Mantenere il sostegno salvavita per più di 20 milioni di rifugiati siriani e per i membri delle loro comunità ospitanti sarà al centro di una conferenza internazionale dei donatori sul futuro della Siria e della regione il 10 maggio a Bruxelles. Per le famiglie alle prese con bisogni crescenti e opportunità economiche in calo, la continua assistenza internazionale è più vitale che mai, nonostante la miriade di crisi globali che richiedono l’attenzione dei donatori.
Per Mohammad e Asmaa, la loro situazione è peggiorata dal fatto che attualmente nessuno dei due può lavorare. Mohammad soffre di lesioni causate da sforzi ripetitivi alle braccia. Provando dolore costantemente, non può svolgere il lavoro manuale nell’edilizia e nell’agricoltura su cui fanno affidamento molti rifugiati siriani. Asmaa lavorava nei campi per mantenere la famiglia, ma ora, incinta di nove mesi, non è più possibile.
L’assistenza che ricevono dall’UNHCR, l’Agenzia ONU per i Rifugiati, non copre tutti i loro bisogni, e per disperazione, Arkan, 10 anni, è diventata la principale fonte di sostentamento della famiglia.
La sua giornata inizia presto. Si alza alle 6 del mattino e prende una grande borsa piena di pacchetti di fazzoletti da vendere sul ciglio della strada. Passa metà della sua giornata lì a guadagnare l’equivalente di 1-2 dollari prima che suo padre venga a prenderla.

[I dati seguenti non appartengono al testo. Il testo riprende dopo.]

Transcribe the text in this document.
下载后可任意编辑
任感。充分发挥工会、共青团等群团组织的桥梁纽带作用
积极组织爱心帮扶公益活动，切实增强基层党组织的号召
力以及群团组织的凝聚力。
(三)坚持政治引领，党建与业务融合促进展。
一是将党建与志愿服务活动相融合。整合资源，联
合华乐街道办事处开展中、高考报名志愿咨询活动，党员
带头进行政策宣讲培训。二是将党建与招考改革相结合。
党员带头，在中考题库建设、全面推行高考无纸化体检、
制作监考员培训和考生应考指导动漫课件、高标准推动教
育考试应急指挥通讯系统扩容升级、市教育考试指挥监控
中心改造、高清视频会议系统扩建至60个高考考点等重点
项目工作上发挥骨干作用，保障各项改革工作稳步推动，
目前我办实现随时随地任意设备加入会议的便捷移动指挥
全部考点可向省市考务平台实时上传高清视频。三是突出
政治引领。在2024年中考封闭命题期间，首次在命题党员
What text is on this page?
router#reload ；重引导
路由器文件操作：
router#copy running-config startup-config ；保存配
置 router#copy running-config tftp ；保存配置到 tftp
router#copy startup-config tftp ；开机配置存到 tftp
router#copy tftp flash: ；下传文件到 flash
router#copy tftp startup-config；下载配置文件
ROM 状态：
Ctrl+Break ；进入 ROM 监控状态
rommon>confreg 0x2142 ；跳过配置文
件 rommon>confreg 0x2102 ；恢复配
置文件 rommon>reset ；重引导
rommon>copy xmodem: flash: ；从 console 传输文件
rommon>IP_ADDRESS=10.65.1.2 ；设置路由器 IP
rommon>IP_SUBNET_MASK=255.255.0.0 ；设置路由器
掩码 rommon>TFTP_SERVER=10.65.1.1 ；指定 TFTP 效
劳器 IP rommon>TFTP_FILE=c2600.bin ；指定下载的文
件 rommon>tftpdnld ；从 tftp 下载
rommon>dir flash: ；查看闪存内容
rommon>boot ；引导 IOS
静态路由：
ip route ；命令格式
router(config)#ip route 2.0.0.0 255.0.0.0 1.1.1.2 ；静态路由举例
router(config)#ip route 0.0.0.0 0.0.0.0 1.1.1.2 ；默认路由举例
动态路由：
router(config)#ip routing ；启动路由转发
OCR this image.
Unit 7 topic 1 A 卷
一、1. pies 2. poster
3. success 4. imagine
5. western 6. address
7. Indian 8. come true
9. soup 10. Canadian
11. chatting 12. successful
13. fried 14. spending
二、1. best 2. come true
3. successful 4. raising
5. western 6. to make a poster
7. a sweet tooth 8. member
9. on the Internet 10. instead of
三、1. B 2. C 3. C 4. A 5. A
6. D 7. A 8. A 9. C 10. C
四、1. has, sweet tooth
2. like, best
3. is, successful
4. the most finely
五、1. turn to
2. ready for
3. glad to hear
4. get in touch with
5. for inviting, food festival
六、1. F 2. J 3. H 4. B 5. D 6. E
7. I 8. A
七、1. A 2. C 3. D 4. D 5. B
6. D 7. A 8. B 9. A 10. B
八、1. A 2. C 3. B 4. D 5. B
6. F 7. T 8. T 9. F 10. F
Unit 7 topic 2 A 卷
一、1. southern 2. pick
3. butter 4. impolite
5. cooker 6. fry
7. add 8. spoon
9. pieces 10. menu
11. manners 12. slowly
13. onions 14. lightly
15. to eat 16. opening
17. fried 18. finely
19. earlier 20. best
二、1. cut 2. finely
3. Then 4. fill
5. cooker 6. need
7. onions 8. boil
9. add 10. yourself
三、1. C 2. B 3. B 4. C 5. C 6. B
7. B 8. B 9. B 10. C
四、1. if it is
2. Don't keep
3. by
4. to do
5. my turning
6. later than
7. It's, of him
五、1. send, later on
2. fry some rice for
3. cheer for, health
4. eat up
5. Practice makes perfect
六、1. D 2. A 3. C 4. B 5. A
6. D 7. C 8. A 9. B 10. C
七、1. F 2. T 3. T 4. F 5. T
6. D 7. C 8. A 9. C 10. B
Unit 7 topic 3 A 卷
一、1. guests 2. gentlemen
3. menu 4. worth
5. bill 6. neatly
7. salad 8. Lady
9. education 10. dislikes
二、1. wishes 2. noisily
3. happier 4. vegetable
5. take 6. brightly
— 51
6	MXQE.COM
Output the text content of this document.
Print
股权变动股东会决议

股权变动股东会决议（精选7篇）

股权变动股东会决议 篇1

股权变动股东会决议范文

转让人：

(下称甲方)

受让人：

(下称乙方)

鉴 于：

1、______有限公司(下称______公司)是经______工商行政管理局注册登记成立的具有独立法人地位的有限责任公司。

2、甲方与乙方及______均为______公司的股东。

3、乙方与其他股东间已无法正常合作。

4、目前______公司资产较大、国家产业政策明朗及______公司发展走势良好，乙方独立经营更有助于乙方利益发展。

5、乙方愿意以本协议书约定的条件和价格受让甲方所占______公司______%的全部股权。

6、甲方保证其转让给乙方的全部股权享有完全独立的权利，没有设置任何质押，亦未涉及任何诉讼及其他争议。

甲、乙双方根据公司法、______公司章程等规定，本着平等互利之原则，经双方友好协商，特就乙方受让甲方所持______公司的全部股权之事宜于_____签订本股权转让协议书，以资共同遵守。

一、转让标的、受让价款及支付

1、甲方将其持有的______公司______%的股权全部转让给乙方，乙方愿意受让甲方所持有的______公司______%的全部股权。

“Vengo spesso presa in giro mentre vendo i fazzoletti, e alcuni bambini mi tirano anche i capelli”, dice Arkan. “Ma devo aiutare mio padre”.
Mentre frequenta le lezioni pomeridiane a scuola, Arkan vorrebbe poter dedicare il suo tempo interamente alla sua istruzione. “Mi piacerebbe diventare un’insegnante quando sarò grande”, dice.
Oltre a preoccuparsi per sua figlia maggiore mentre è fuori per strada, Asmaa è anche in ansia per il suo bambino non ancora nato. “Ho paura di non essere in grado di partorire in una clinica perché non posso permettermelo”, dice. “È semplicemente denaro che non abbiamo”.
Quando il lavoro e le lezioni sono finalmente finite per il giorno, Arkan esce a giocare con i suoi fratelli e gli altri bambini dell’insediamento. Rincorrono una palla tra le tende e, per un breve momento, Arkan può dimenticare la responsabilità che porta per la sua famiglia ed essere di nuovo una bambina, sognando un futuro migliore e più sicuro.